Road map for growth – the Q&A; series: Dita Eyewear Europe

Gina Arcari, managing director of Dita Eyewear Europe, the global distribution centre for eyewear company Dita, discusses international growth from a Dublin base.

What is the background to Dita Eyewear Europe being set up?

Dita was founded in Los Angeles the US in 1995 by two childhood friends, Jeffrey Solorio and John Juniper, who saw a niche in the market to design, manufacture and distribute luxurious fashion eyewear for both men and women.

Since then the company has grown due to its unique designs, use of some the best materials available and Japanese-based manufacturing.

It was restructured in 2011, setting up its global distribution centre here in Dublin, which is now the global logistics centre for the Dita Group worldwide.

There are now individual logistics centres in Dublin, Yokohama in Japan and Costa Mesa in Los Angelos.

How has the business grown in terms of staff?  

We started with one employee in the office on Harcourt Street building up to 17. Turnover has multiplied tenfold over the past three years and total staff numbers now stand at 80 globally in addition to a worldwide sales rep and distributor network.

How have you gone about entering and maintaining markets?

Networking has become a huge part of our new emerging world and an area which I have always shied away from in the past, but no more.  I have had to personally attack this head on.

Through networking and contacts we have managed to establish key independent sales reps and distributors strategically placed around the world to maximise our sales in each region.

In addition to this it is important to maximise our exposure through social media such as Facebook and Twitter.

It is important as part of the fashion industry to get as much exposure in the public eye as possible.  We manage to increase this with the use of an in-house public relations (PR) team managed from each centre sensitive to each region’s varying anomalies, culture and taste differences along with a strong partnership with key PR companies in key areas.

What challenges have you faced with the international side of the business?

As our office in Dublin is almost totally dependent on international business it is imperative we have a strong operation on the ground supporting our field operations and distributors to maintain the growth momentum we have experienced over the past three years.

One of the biggest challenges we have faced are the issues surrounding the exporting/customs area.  Customs rules and regulations are ever changing.
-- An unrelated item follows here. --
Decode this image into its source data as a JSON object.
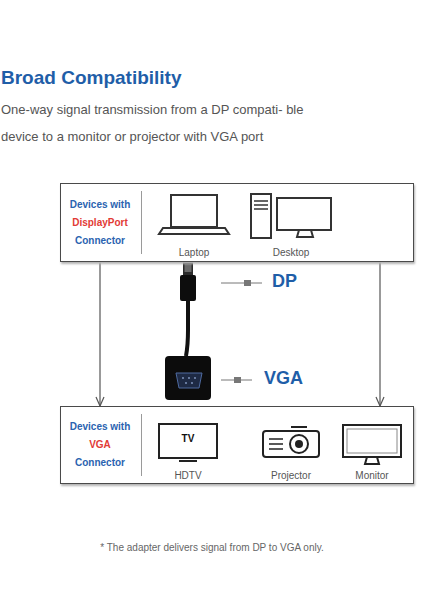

In addition to this as fuel increases continue so do our costs exporting goods all around the globe.

As a high-end fashion distributor it is a continual challenge offering our customers the best possible and cost effective service.

What opportunities for growth do you foresee?

Russia and Asia offer huge growth opportunities. Improved communications between our governments and these countries’ willingness to breakdown borders will only aid sales growth in these new growing economies. The Dublin centre currently sells into all of Dita’s markets apart from the US.

What role has DHL played in your international growth strategy?

DHL has played a vital role in helping Dita to grow especially into the European, Canadian and Australian markets.

Most people when they order a pair of glasses want them ‘yesterday’. In order to facilitate this DHL has been able to meet our demands with 24-hour service door to door.

For example, we had one of our largest French customers place an order with our team in Dublin at 3.30pm one afternoon and by 10.30am the following day the customer had his full order on his desk.  He phoned us querying his order as he could not understand how he could possibly have received it so quickly.

DHL is also one of the strongest logistics providers in terms of getting goods into more difficult countries such as Turkey and Andorra.